Fashion Week has watched silently as whole industries shift their thought processes to be competitive in the rising green economy. Agriculture has experienced an organic food revolution. Tesla is one of dozens of companies driving the change in the auto industry and yet the only mention of green during fashion week is when discussing the color of a silhouette.

An industry that survives on determining what is cool is at risk of becoming passé. Strangely the wound is self-inflicted; fashion is the second dirtiest industry in the world after oil and gas. Now a movement has taken hold to make fashion more sustainable. From major fashion houses like Gucci and Stella McCartney to hundreds of up-and-coming brands, companies of all sizes are beginning to respond to the increasing consumer demand for products that fit their style and their values.

After facing stiff criticism from Green Peace, Kering, the parent company of both Gucci and Stella McCartney, announced plans to eliminate all hazardous chemicals used in the production of their brands by 2020. At Modavanti, an online retailer for sustainable style which I founded, there are over 100 brands that have gone even further, having committed to using organic cottons, recycled materials or fair trade production. These brands have proven that sustainability can not only be stylish but that it also defines a new era of luxury.

Celebrities too have led the charge. Livia Firth, co-founded the Green Carpet Challenge working with Stella McCartney, Chopard and others while Suzy Cameron has launched a similarly named Red Carpet Green Dress to pair celebrities with sustainably made attire for awards season.

With such momentum, one would think that Fashion Week would take a page from the Detroit auto shows, where hybrid and electric cars are front and center, parading innovation in front of the media and celebrating the steps designers and industry leaders have taken to make the fashion industry cleaner.

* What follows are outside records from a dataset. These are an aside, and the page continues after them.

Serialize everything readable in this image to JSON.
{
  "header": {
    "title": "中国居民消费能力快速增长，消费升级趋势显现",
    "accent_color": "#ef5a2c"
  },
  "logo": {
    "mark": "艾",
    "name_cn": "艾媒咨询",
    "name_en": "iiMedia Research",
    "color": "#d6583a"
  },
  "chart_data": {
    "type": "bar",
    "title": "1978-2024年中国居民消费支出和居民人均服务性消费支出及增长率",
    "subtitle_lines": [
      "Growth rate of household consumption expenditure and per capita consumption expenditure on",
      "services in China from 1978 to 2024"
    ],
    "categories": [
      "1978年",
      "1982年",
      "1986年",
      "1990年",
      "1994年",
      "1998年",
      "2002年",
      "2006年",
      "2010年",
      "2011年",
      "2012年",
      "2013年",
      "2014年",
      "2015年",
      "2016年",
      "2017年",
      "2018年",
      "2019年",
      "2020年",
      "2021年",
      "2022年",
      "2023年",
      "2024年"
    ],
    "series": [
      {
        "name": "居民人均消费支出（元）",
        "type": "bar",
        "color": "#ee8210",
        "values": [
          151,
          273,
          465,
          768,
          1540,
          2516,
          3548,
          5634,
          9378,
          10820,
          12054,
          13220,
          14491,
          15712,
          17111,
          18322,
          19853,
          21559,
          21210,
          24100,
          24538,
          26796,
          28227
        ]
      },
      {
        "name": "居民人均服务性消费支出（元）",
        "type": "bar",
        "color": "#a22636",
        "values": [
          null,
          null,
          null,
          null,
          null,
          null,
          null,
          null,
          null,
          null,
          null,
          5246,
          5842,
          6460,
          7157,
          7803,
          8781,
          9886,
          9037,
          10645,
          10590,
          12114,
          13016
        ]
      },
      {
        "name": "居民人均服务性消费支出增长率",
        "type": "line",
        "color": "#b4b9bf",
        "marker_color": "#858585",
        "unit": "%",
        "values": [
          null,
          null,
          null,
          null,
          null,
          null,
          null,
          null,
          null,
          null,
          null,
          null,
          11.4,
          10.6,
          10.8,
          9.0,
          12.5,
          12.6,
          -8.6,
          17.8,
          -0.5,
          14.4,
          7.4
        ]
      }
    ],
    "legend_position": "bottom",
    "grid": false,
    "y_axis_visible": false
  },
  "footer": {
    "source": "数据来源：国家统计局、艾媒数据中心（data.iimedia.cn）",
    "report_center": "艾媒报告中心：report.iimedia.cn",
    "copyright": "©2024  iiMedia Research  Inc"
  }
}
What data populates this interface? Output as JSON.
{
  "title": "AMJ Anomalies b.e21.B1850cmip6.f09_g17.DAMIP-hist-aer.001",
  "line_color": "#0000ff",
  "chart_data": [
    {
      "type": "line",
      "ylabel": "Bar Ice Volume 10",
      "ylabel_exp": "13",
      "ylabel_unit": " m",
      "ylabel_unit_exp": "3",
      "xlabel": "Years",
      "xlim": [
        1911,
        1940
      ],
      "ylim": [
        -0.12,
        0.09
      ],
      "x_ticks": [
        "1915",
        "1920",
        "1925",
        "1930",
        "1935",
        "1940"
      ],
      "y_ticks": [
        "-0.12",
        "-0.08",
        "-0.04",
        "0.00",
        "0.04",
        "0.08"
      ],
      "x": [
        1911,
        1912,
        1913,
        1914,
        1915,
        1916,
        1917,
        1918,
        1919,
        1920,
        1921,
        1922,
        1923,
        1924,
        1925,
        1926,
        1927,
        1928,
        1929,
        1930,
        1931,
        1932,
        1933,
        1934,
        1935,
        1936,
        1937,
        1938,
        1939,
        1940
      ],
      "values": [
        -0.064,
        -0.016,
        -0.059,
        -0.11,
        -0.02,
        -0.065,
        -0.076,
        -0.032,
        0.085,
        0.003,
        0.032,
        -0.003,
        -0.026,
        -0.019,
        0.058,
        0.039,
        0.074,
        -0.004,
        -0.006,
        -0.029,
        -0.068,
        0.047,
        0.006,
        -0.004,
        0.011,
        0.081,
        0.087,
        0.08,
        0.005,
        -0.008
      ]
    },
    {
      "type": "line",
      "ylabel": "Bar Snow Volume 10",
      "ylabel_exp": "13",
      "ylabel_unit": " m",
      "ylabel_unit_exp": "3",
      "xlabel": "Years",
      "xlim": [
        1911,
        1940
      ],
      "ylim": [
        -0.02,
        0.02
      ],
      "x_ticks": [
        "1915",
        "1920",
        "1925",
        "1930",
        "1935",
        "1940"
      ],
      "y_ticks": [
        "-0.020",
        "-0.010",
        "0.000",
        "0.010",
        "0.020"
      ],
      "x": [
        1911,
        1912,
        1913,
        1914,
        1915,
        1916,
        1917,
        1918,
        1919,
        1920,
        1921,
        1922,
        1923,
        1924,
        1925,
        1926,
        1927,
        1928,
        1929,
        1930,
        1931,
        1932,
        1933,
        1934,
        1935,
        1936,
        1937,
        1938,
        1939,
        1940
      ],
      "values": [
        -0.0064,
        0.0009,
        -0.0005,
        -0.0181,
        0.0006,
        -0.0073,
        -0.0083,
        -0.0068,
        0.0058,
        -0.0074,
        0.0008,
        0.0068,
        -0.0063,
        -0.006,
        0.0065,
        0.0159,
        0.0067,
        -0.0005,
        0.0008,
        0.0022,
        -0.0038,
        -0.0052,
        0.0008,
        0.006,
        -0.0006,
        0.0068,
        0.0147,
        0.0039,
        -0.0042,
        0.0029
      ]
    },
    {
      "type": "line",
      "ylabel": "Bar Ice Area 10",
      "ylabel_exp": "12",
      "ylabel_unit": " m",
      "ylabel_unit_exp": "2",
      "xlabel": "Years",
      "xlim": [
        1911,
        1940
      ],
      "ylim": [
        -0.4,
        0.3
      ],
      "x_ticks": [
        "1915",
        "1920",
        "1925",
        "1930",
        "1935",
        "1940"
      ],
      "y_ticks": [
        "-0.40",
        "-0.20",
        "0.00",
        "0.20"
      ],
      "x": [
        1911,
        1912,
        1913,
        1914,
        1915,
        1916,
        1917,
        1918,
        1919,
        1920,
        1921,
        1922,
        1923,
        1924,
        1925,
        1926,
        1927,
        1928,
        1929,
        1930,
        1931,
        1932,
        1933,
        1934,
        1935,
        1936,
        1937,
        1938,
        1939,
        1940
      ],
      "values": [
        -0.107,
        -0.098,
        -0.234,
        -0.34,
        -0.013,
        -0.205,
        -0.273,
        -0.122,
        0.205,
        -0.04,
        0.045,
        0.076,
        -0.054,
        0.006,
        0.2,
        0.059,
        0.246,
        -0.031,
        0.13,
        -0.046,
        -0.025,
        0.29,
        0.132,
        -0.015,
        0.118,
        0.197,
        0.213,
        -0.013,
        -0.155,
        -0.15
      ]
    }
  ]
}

Sadly, other than a brave effort by "The Green Shows" (a collection of sustainable designers that showed in NY Fashion Week 2012), there has been little mention of sustainability on fashion's biggest stage. Meanwhile in places like London, Copenhagen, Melbourne and other international cities, sustainability is front and center.

Thankfully, as the paradigm of luxury shifts to sustainability and conscious consumerism takes hold, hundreds of up and coming designers have responded on their own, making beautiful eco-friendly and ethical fashion. While Fashion Week may not acknowledge it, the movement towards fashioning a better future is already underway.